NEW YORK, KOMPAS.com – Yuan China offshore (di pasar luar negeri) melemah ke titik terendah sepanjang masa di angka 7,4287 terhadap dollar AS di awal pekan ini. Sementara itu, yuan onshore (di pasar domestik) pada hari Kamis (10/4/2025) melemah ke 7,3509 per dollar AS — level terendah sejak tahun 2007, menurut data dari LSEG.

Hal itu setelah Bank Sentral China (People’s Bank of China/PBoC) menetapkan titik tengah (midpoint rate) yuan pada level terlemah sejak tahun 2023.

Langkah tersebut memicu spekulasi bahwa Beijing akan membiarkan mata uangnya melemah lebih jauh guna meredam dampak tarif impor yang dikenakan Presiden AS Donald Trump. Benarkah?

Para analis memperingatkan bahwa pelemahan signifikan yuan dapat menimbulkan efek domino, termasuk arus keluar modal (capital outflows), sesuatu yang sangat ingin dihindari oleh para pembuat kebijakan. Faktanya, yuan telah kembali menguat baik di pasar onshore maupun offshore.

Baca juga: Harga Emas Dunia Capai Rekor Tertinggi Imbas Perang Dagang AS-China dan Pelemahan Dollar

Dari 11 analis yang disurvei CNBC, mayoritas tidak melihat yuan akan melemah secara signifikan dalam jangka panjang. Sebaliknya, para ekonom memperkirakan bahwa bank sentral akan merekayasa depresiasi yang teratur dan bertahap.

“Devaluasi RMB (Renminbi ) tidak akan menjadi bagian dari strategi balasan China terhadap tarif AS,” kata Joey Chew, Kepala FX Asia di HSBC, merujuk pada nama lain dari yuan China.

“Bahkan, depresiasi yang cepat bisa melemahkan kepercayaan konsumen dan memicu pelarian modal,” ujarnya kepada CNBC.

Pada tahun 2015, pelarian modal meningkat pesat ketika China mendevaluasi yuan. Saat itu, menurut data dari Institute of International Finance, terjadi pelarian modal senilai hampir 700 miliar dollar AS (sekitar Rp 11.760 triliun).
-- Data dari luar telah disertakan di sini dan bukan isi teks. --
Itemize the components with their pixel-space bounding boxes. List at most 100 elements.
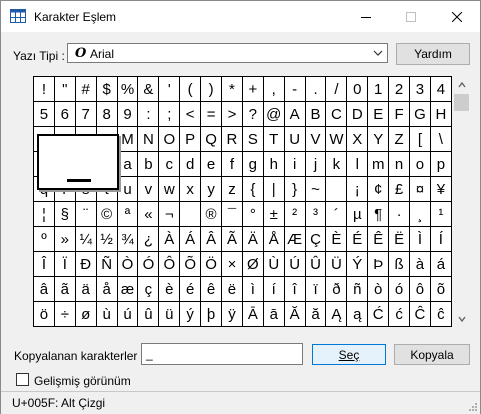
character-cell[interactable]: ½ [96, 227, 118, 252]
character-cell[interactable]: Ĉ [410, 302, 431, 327]
character-cell[interactable]: ¢ [368, 177, 390, 202]
character-cell[interactable]: õ [430, 277, 452, 302]
character-cell[interactable]: Q [201, 127, 223, 152]
character-cell[interactable]: ÷ [54, 302, 76, 327]
character-cell[interactable]: ¦ [34, 202, 55, 227]
character-cell[interactable]: O [159, 127, 181, 152]
character-cell[interactable]: ø [75, 302, 97, 327]
character-cell[interactable]: ô [410, 277, 431, 302]
character-cell[interactable]: % [117, 77, 139, 102]
character-cell[interactable]: > [222, 102, 243, 127]
character-cell[interactable]: Ù [263, 252, 285, 277]
character-cell[interactable]: < [180, 102, 202, 127]
character-cell[interactable]: E [368, 102, 390, 127]
character-cell[interactable] [326, 177, 348, 202]
character-cell[interactable]: Ü [326, 252, 348, 277]
character-cell[interactable]: B [305, 102, 327, 127]
character-cell[interactable]: À [159, 227, 181, 252]
character-cell[interactable]: ³ [305, 202, 327, 227]
character-cell[interactable]: w [159, 177, 181, 202]
character-cell[interactable]: ¹ [430, 202, 452, 227]
character-cell[interactable]: Y [368, 127, 390, 152]
character-cell[interactable]: @ [263, 102, 285, 127]
font-select[interactable]: O Arial [67, 43, 388, 63]
character-cell[interactable]: £ [389, 177, 411, 202]
character-cell[interactable]: g [242, 152, 264, 177]
character-cell[interactable]: ° [242, 202, 264, 227]
character-cell[interactable]: ë [222, 277, 243, 302]
character-cell[interactable]: ¸ [410, 202, 431, 227]
character-cell[interactable]: x [180, 177, 202, 202]
character-cell[interactable]: » [54, 227, 76, 252]
character-cell[interactable]: û [138, 302, 160, 327]
character-cell[interactable]: © [96, 202, 118, 227]
character-cell[interactable]: ¾ [117, 227, 139, 252]
character-cell[interactable]: ò [368, 277, 390, 302]
character-cell[interactable]: M [117, 127, 139, 152]
character-cell[interactable]: f [222, 152, 243, 177]
character-cell[interactable]: ç [138, 277, 160, 302]
character-cell[interactable]: 3 [410, 77, 431, 102]
character-cell[interactable]: 9 [117, 102, 139, 127]
character-cell[interactable]: ê [201, 277, 223, 302]
character-cell[interactable]: Ç [305, 227, 327, 252]
character-cell[interactable]: F [389, 102, 411, 127]
character-cell[interactable]: ö [34, 302, 55, 327]
character-cell[interactable]: ß [389, 252, 411, 277]
character-cell[interactable]: e [201, 152, 223, 177]
character-cell[interactable]: d [180, 152, 202, 177]
character-cell[interactable]: } [284, 177, 306, 202]
character-cell[interactable]: T [263, 127, 285, 152]
character-cell[interactable]: ? [242, 102, 264, 127]
character-cell[interactable]: + [242, 77, 264, 102]
character-cell[interactable]: × [222, 252, 243, 277]
character-cell[interactable]: « [138, 202, 160, 227]
character-cell[interactable]: / [326, 77, 348, 102]
character-cell[interactable]: k [326, 152, 348, 177]
character-cell[interactable]: Ô [159, 252, 181, 277]
character-cell[interactable]: | [263, 177, 285, 202]
character-cell[interactable]: X [347, 127, 369, 152]
character-cell[interactable]: P [180, 127, 202, 152]
character-cell[interactable]: V [305, 127, 327, 152]
character-cell[interactable]: Ã [222, 227, 243, 252]
character-cell[interactable]: G [410, 102, 431, 127]
character-cell[interactable]: i [284, 152, 306, 177]
character-cell[interactable]: c [159, 152, 181, 177]
character-cell[interactable]: Ö [201, 252, 223, 277]
character-cell[interactable]: è [159, 277, 181, 302]
character-cell[interactable]: R [222, 127, 243, 152]
character-cell[interactable]: · [389, 202, 411, 227]
character-cell[interactable]: ì [242, 277, 264, 302]
resize-grip-icon[interactable] [468, 402, 478, 412]
character-cell[interactable]: Ý [347, 252, 369, 277]
copy-characters-input[interactable]: _ [141, 343, 303, 365]
character-cell[interactable]: â [34, 277, 55, 302]
character-cell[interactable]: n [389, 152, 411, 177]
character-cell[interactable]: & [138, 77, 160, 102]
character-cell[interactable]: Þ [368, 252, 390, 277]
character-cell[interactable]: b [138, 152, 160, 177]
character-cell[interactable]: 7 [75, 102, 97, 127]
character-cell[interactable]: ā [263, 302, 285, 327]
character-cell[interactable]: Ë [389, 227, 411, 252]
character-cell[interactable]: Ä [242, 227, 264, 252]
character-cell[interactable]: D [347, 102, 369, 127]
scroll-up-button[interactable] [453, 76, 470, 93]
character-cell[interactable]: { [242, 177, 264, 202]
character-cell[interactable]: ® [201, 202, 223, 227]
character-cell[interactable]: ¯ [222, 202, 243, 227]
character-cell[interactable]: ± [263, 202, 285, 227]
character-cell[interactable]: o [410, 152, 431, 177]
copy-button[interactable]: Kopyala [394, 344, 470, 365]
character-cell[interactable]: ­ [180, 202, 202, 227]
character-cell[interactable]: N [138, 127, 160, 152]
character-cell[interactable]: H [430, 102, 452, 127]
character-cell[interactable]: ) [201, 77, 223, 102]
select-button[interactable]: Seç [312, 344, 386, 365]
character-cell[interactable]: 6 [54, 102, 76, 127]
character-cell[interactable]: Ć [368, 302, 390, 327]
character-cell[interactable]: y [201, 177, 223, 202]
character-cell[interactable]: p [430, 152, 452, 177]
character-cell[interactable]: ¶ [368, 202, 390, 227]
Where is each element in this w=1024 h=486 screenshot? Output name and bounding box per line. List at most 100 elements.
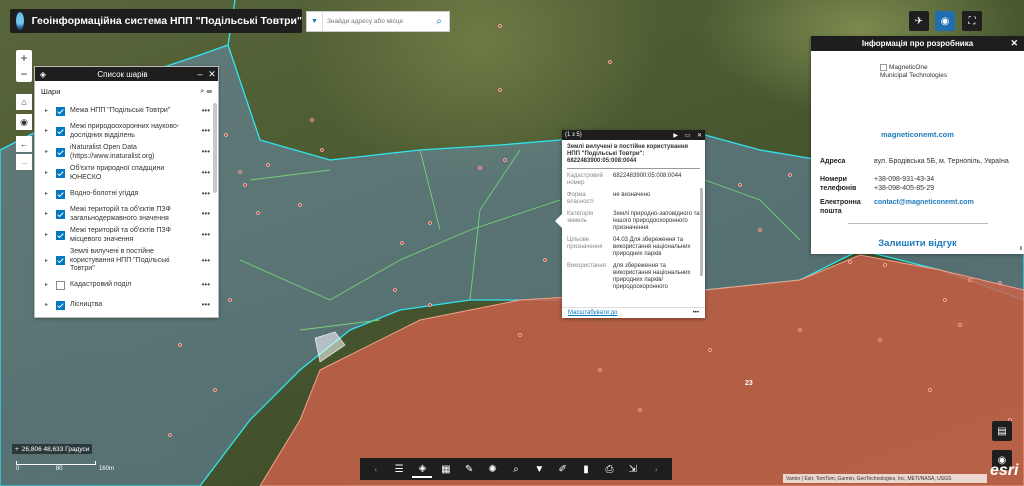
- layer-item[interactable]: ▸ Межі територій та об'єктів ПЗФ місцевог…: [35, 225, 212, 246]
- expand-icon[interactable]: ▸: [45, 210, 53, 219]
- layer-list-scrollbar[interactable]: [213, 103, 217, 193]
- layer-checkbox[interactable]: [56, 281, 65, 290]
- filter-icon[interactable]: ▼: [529, 460, 549, 478]
- zoom-out-button[interactable]: −: [16, 66, 32, 82]
- home-icon[interactable]: ⌂: [16, 94, 32, 110]
- popup-scrollbar[interactable]: [700, 188, 703, 276]
- more-options-icon[interactable]: •••: [196, 256, 210, 266]
- more-options-icon[interactable]: •••: [196, 231, 210, 240]
- more-options-icon[interactable]: •••: [196, 169, 210, 178]
- layer-item[interactable]: ▸ Межі територій та об'єктів ПЗФ загально…: [35, 204, 212, 225]
- crosshair-icon: +: [15, 445, 19, 453]
- attribute-row: Категорія земель Землі природно-заповідно…: [567, 211, 700, 231]
- basemap-gallery-icon[interactable]: ▦: [436, 460, 456, 478]
- address-value: вул. Бродівська 5Б, м. Тернопіль, Україн…: [874, 158, 1009, 165]
- more-options-icon[interactable]: •••: [196, 210, 210, 219]
- query-icon[interactable]: ⌕: [506, 460, 526, 478]
- layer-checkbox[interactable]: [56, 256, 65, 266]
- legend-icon[interactable]: ☰: [389, 460, 409, 478]
- search-icon[interactable]: ⌕: [429, 12, 449, 31]
- next-feature-icon[interactable]: ▶: [673, 133, 678, 139]
- more-options-icon[interactable]: •••: [196, 106, 210, 116]
- draw-icon[interactable]: ✎: [459, 460, 479, 478]
- more-options-icon[interactable]: •••: [693, 310, 699, 316]
- expand-icon[interactable]: ▸: [45, 190, 53, 199]
- layer-list-title: Список шарів: [97, 69, 148, 79]
- app-title: Геоінформаційна система НПП "Подільські …: [31, 15, 302, 27]
- popup-pointer: [555, 214, 562, 228]
- info-icon[interactable]: ◉: [935, 11, 955, 31]
- attribute-row: Форма власності не визначено: [567, 192, 651, 205]
- chevron-down-icon[interactable]: ▼: [307, 12, 323, 31]
- chevron-right-icon[interactable]: ›: [646, 460, 666, 478]
- back-extent-icon[interactable]: ←: [16, 136, 32, 152]
- layer-item[interactable]: ▸ iNaturalist Open Data (https://www.inat…: [35, 142, 212, 163]
- expand-icon[interactable]: ▸: [45, 148, 53, 157]
- layer-item[interactable]: ▸ Кадастровий поділ •••: [35, 276, 212, 296]
- layer-checkbox[interactable]: [56, 189, 65, 199]
- layer-item[interactable]: ▸ Землі вилучені в постійне користування …: [35, 246, 212, 276]
- developer-logo: MagneticOne Municipal Technologies: [880, 64, 948, 80]
- layers-icon[interactable]: ◈: [412, 460, 433, 478]
- layer-checkbox[interactable]: [56, 148, 65, 157]
- layer-item[interactable]: ▸ Межа НПП "Подільські Товтри" •••: [35, 101, 212, 121]
- zoom-to-link[interactable]: Масштабувати до: [568, 310, 617, 316]
- layer-item[interactable]: ▸ Лісництва •••: [35, 296, 212, 316]
- developer-info-panel: Інформація про розробника ✕ MagneticOne …: [811, 36, 1024, 254]
- expand-icon[interactable]: ▸: [45, 301, 53, 310]
- edit-icon[interactable]: ✐: [553, 460, 573, 478]
- leave-feedback-button[interactable]: Залишити відгук: [811, 238, 1024, 249]
- zoom-in-button[interactable]: +: [16, 50, 32, 66]
- close-icon[interactable]: ✕: [206, 69, 218, 80]
- layer-checkbox[interactable]: [56, 127, 65, 136]
- minimize-icon[interactable]: –: [194, 69, 206, 79]
- print-icon[interactable]: ⎙: [599, 460, 619, 478]
- expand-icon[interactable]: ▸: [45, 231, 53, 240]
- address-label: Адреса: [820, 158, 846, 165]
- more-options-icon[interactable]: •••: [196, 301, 210, 310]
- search-input[interactable]: [323, 12, 429, 31]
- layers-icon: ◈: [39, 69, 47, 79]
- email-link[interactable]: contact@magneticonemt.com: [874, 198, 974, 216]
- expand-icon[interactable]: ▸: [45, 281, 53, 290]
- esri-logo: esri: [990, 462, 1019, 479]
- zoom-control: + −: [16, 50, 32, 82]
- layer-item[interactable]: ▸ Межі природоохоронних науково-дослідних…: [35, 121, 212, 142]
- attribute-row: Цільове призначення 04.03 Для збереження …: [567, 237, 691, 257]
- filter-icon[interactable]: ⌕ ☰: [200, 86, 212, 96]
- coordinates-readout[interactable]: + 26,806 48,633 Градуси: [12, 444, 93, 454]
- expand-icon[interactable]: ▸: [45, 169, 53, 178]
- more-options-icon[interactable]: •••: [196, 148, 210, 157]
- panel-scrollbar[interactable]: [1020, 246, 1022, 250]
- chevron-left-icon[interactable]: ‹: [366, 460, 386, 478]
- more-options-icon[interactable]: •••: [196, 189, 210, 199]
- layer-checkbox[interactable]: [56, 301, 65, 310]
- expand-icon[interactable]: ▸: [45, 107, 53, 116]
- fullscreen-icon[interactable]: ⛶: [962, 11, 982, 31]
- layer-checkbox[interactable]: [56, 106, 65, 116]
- more-options-icon[interactable]: •••: [196, 127, 210, 136]
- website-link[interactable]: magneticonemt.com: [881, 130, 954, 139]
- locate-icon[interactable]: ◉: [16, 114, 32, 130]
- phones-value: +38-098-931-43-34 +38-098-405-85-29: [874, 176, 935, 192]
- layer-checkbox[interactable]: [56, 231, 65, 240]
- layer-checkbox[interactable]: [56, 169, 65, 178]
- attribute-table-icon[interactable]: ▤: [992, 421, 1012, 441]
- layer-checkbox[interactable]: [56, 210, 65, 219]
- share-icon[interactable]: ✈: [909, 11, 929, 31]
- expand-icon[interactable]: ▸: [45, 257, 53, 266]
- expand-icon[interactable]: ▸: [45, 127, 53, 136]
- bookmark-icon[interactable]: ▮: [576, 460, 596, 478]
- layer-item[interactable]: ▸ Об'єкти природної спадщини ЮНЕСКО •••: [35, 163, 212, 184]
- more-options-icon[interactable]: •••: [196, 281, 210, 290]
- analysis-icon[interactable]: ✺: [483, 460, 503, 478]
- maximize-icon[interactable]: ▭: [685, 133, 691, 139]
- export-icon[interactable]: ⇲: [623, 460, 643, 478]
- layer-item[interactable]: ▸ Водно-болотні угіддя •••: [35, 184, 212, 204]
- scale-bar: 0 80 160m: [16, 461, 114, 472]
- close-icon[interactable]: ✕: [697, 133, 702, 139]
- image-icon: [880, 64, 887, 71]
- email-label: Електронна пошта: [820, 199, 861, 215]
- forward-extent-icon[interactable]: →: [16, 154, 32, 170]
- close-icon[interactable]: ✕: [1010, 38, 1018, 49]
Bukan Senjata yang Efektif

Dengan kondisi ekonomi China yang sudah melambat dan lonjakan tarif AS yang mengancam ekspor, arus keluar modal secara cepat akan semakin menyulitkan pekerjaan para pembuat kebijakan.

“Devaluasi bukan lagi senjata perdagangan yang efektif,” kata Dan Wang, Direktur China di Eurasia Group, yang menambahkan bahwa langkah itu “seperti mengundang krisis keuangan sendiri.”

“Pelarian modal adalah kekhawatiran utama Beijing,” lanjutnya.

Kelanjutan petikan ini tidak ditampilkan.